McMaster-Carr ( http://ww.mcmaster.com ) lists 18-8 and 316 stainless for their stainless metric fasteners. Another source for metric stainless goodies is http://www.mmsacc-stainless.com . All their hardware is 18-8 stainless.

Does anyone have some other good sources for stainless metric hardware?

[rant]
I've never understood why it's so ^%^&$#! difficult to find metric hardware in the states -- it's been something like 30 years since the US auto makers switched to all metric. But browse McMaster-Carr, any industrial supplier, or just your corner hardware store, and they're full of inch fasteners and tools and everything is specified in inches. Other than Hardley-Ablesons, lawn mowers, and 1960's muscle cars, who needs this stuff? Is anyone buying it? Down at my cornerr hardware store, I notice that the drawers full of fancy chrome hardware are always full, while the pitiful selection of metric bolts is always empty...
[/rant]
 
bwringer said:
You MUST use a dab of anti-seize any time you're using stainless fasteners into aluminum.
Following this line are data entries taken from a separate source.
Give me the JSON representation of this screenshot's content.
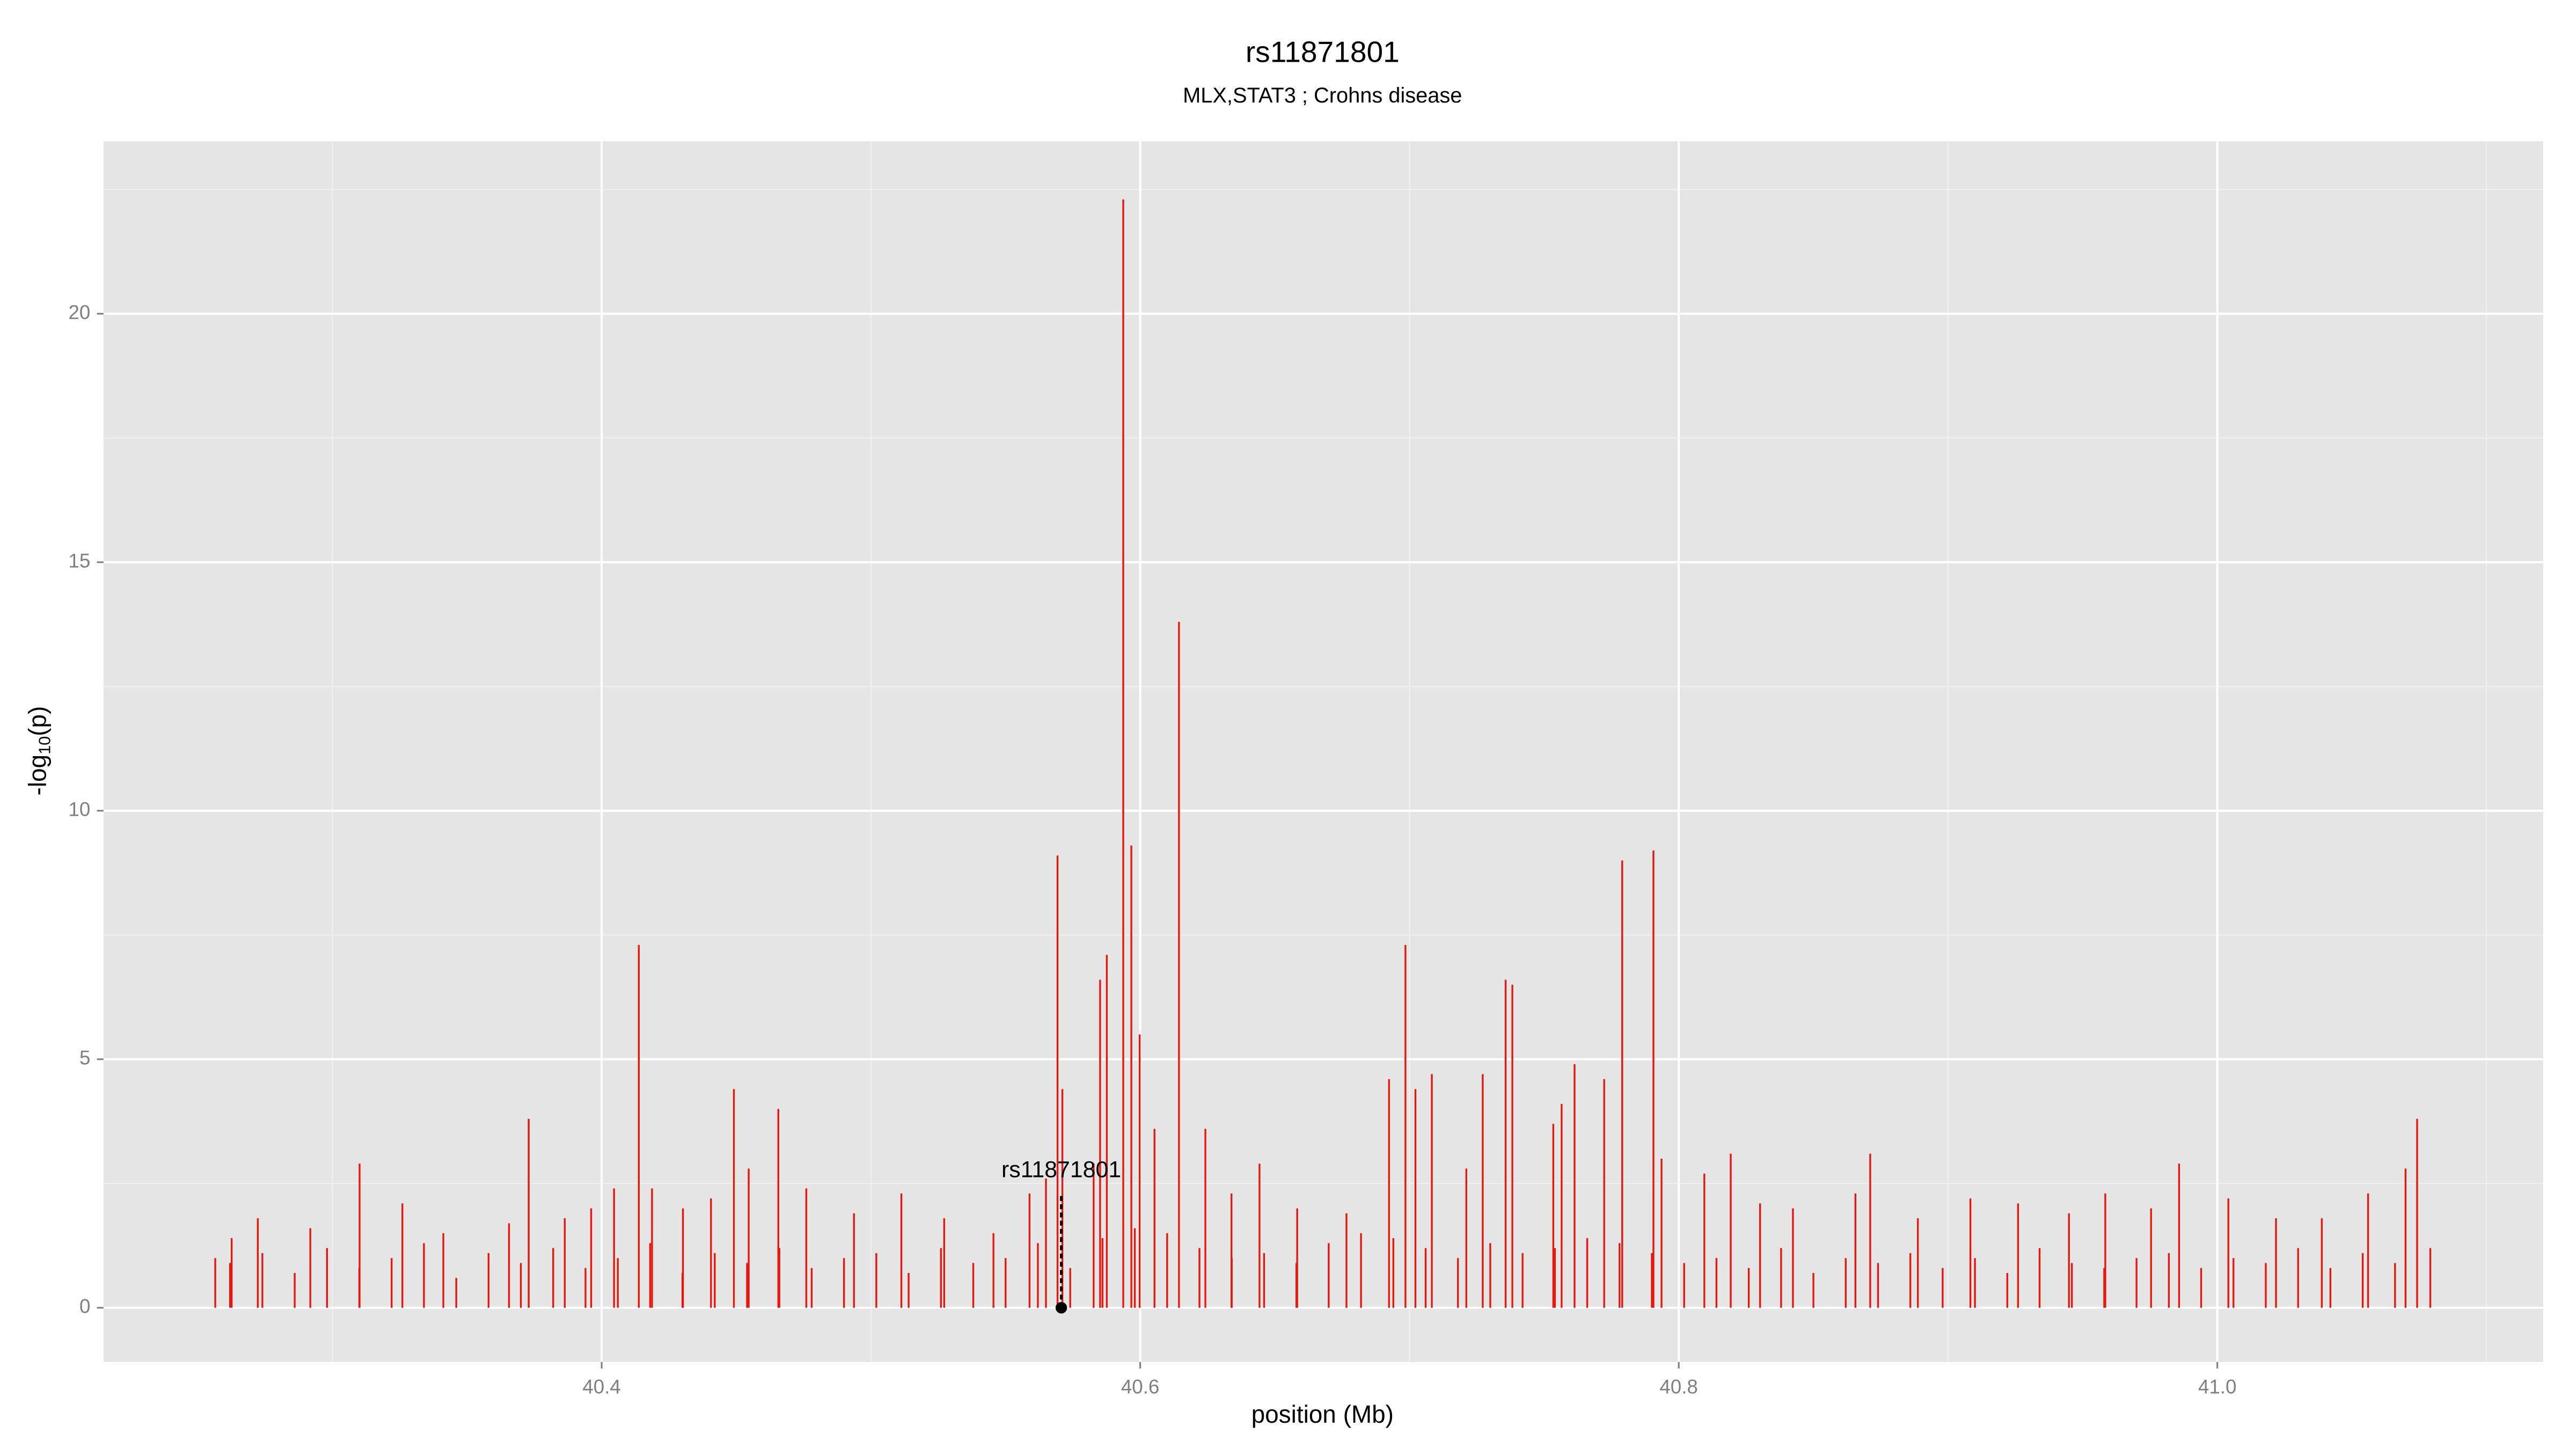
{
  "chart_data": {
    "type": "spike",
    "title": "rs11871801",
    "subtitle": "MLX,STAT3 ; Crohns disease",
    "xlabel": "position (Mb)",
    "ylabel": {
      "main": "-log",
      "sub": "10",
      "end": "(p)"
    },
    "xlim": [
      40.215,
      41.121
    ],
    "ylim": [
      -1.09,
      23.47
    ],
    "xticks": [
      40.4,
      40.6,
      40.8,
      {
        "value": 41,
        "label": "41.0"
      }
    ],
    "yticks": [
      0,
      5,
      10,
      15,
      20
    ],
    "x_minor": [
      40.3,
      40.5,
      40.7,
      40.9,
      41.1
    ],
    "y_minor": [
      2.5,
      7.5,
      12.5,
      17.5,
      22.5
    ],
    "grid": true,
    "panel_color": "#e5e5e5",
    "color": "#e8160c",
    "x": [
      40.2565,
      40.2626,
      40.2723,
      40.2918,
      40.3101,
      40.326,
      40.3412,
      40.3656,
      40.3729,
      40.3863,
      40.3961,
      40.4046,
      40.4138,
      40.4187,
      40.4302,
      40.4406,
      40.4491,
      40.4546,
      40.4656,
      40.476,
      40.4937,
      40.5113,
      40.5272,
      40.5455,
      40.5589,
      40.565,
      40.5693,
      40.5711,
      40.5827,
      40.5851,
      40.5876,
      40.5937,
      40.5967,
      40.5998,
      40.6053,
      40.6144,
      40.6242,
      40.6339,
      40.6443,
      40.6583,
      40.6766,
      40.6924,
      40.6985,
      40.7022,
      40.7083,
      40.7211,
      40.7272,
      40.7357,
      40.7382,
      40.7534,
      40.7565,
      40.7613,
      40.7723,
      40.779,
      40.7906,
      40.7936,
      40.8095,
      40.8193,
      40.8302,
      40.8424,
      40.8656,
      40.8711,
      40.8888,
      40.9083,
      40.926,
      40.9449,
      40.9584,
      40.9754,
      40.9858,
      41.0041,
      41.0218,
      41.0388,
      41.056,
      41.0699,
      41.0742,
      41.0791,
      40.262,
      40.274,
      40.286,
      40.298,
      40.31,
      40.322,
      40.334,
      40.346,
      40.358,
      40.37,
      40.382,
      40.394,
      40.406,
      40.418,
      40.43,
      40.442,
      40.454,
      40.466,
      40.478,
      40.49,
      40.502,
      40.514,
      40.526,
      40.538,
      40.55,
      40.562,
      40.574,
      40.586,
      40.598,
      40.61,
      40.622,
      40.634,
      40.646,
      40.658,
      40.67,
      40.682,
      40.694,
      40.706,
      40.718,
      40.73,
      40.742,
      40.754,
      40.766,
      40.778,
      40.79,
      40.802,
      40.814,
      40.826,
      40.838,
      40.85,
      40.862,
      40.874,
      40.886,
      40.898,
      40.91,
      40.922,
      40.934,
      40.946,
      40.958,
      40.97,
      40.982,
      40.994,
      41.006,
      41.018,
      41.03,
      41.042,
      41.054,
      41.066
    ],
    "values": [
      1.0,
      1.4,
      1.8,
      1.6,
      2.9,
      2.1,
      1.5,
      1.7,
      3.8,
      1.8,
      2.0,
      2.4,
      7.3,
      2.4,
      2.0,
      2.2,
      4.4,
      2.8,
      4.0,
      2.4,
      1.9,
      2.3,
      1.8,
      1.5,
      2.3,
      2.6,
      9.1,
      4.4,
      2.9,
      6.6,
      7.1,
      22.3,
      9.3,
      5.5,
      3.6,
      13.8,
      3.6,
      2.3,
      2.9,
      2.0,
      1.9,
      4.6,
      7.3,
      4.4,
      4.7,
      2.8,
      4.7,
      6.6,
      6.5,
      3.7,
      4.1,
      4.9,
      4.6,
      9.0,
      9.2,
      3.0,
      2.7,
      3.1,
      2.1,
      2.0,
      2.3,
      3.1,
      1.8,
      2.2,
      2.1,
      1.9,
      2.3,
      2.0,
      2.9,
      2.2,
      1.8,
      1.8,
      2.3,
      2.8,
      3.8,
      1.2,
      0.9,
      1.1,
      0.7,
      1.2,
      0.8,
      1.0,
      1.3,
      0.6,
      1.1,
      0.9,
      1.2,
      0.8,
      1.0,
      1.3,
      0.7,
      1.1,
      0.9,
      1.2,
      0.8,
      1.0,
      1.1,
      0.7,
      1.2,
      0.9,
      1.0,
      1.3,
      0.8,
      1.4,
      1.6,
      1.5,
      1.2,
      1.0,
      1.1,
      0.9,
      1.3,
      1.5,
      1.4,
      1.2,
      1.0,
      1.3,
      1.1,
      1.2,
      1.4,
      1.3,
      1.1,
      0.9,
      1.0,
      0.8,
      1.2,
      0.7,
      1.0,
      0.9,
      1.1,
      0.8,
      1.0,
      0.7,
      1.2,
      0.9,
      0.8,
      1.0,
      1.1,
      0.8,
      1.0,
      0.9,
      1.2,
      0.8,
      1.1,
      0.9
    ],
    "annotation": {
      "label": "rs11871801",
      "x": 40.5707,
      "y": 0,
      "line_top": 2.3,
      "label_y": 2.75,
      "color": "#000000"
    }
  }
}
On exhaust bolts, nail polish, thread lock, or other chemicals won't work because of the heat. I use SS allen head bolts with SS lock washers (and about a gallon of anti-sieze each). I've never had any problems with the bolts loosening or siezing.

Safety wiring would be the only certain way to keep the exhaust bolts in place. However, I'd hate to have to drill all those tiny holes in that hard SS.

I like the sounds of the gallon bucket of antisieze. Good advice!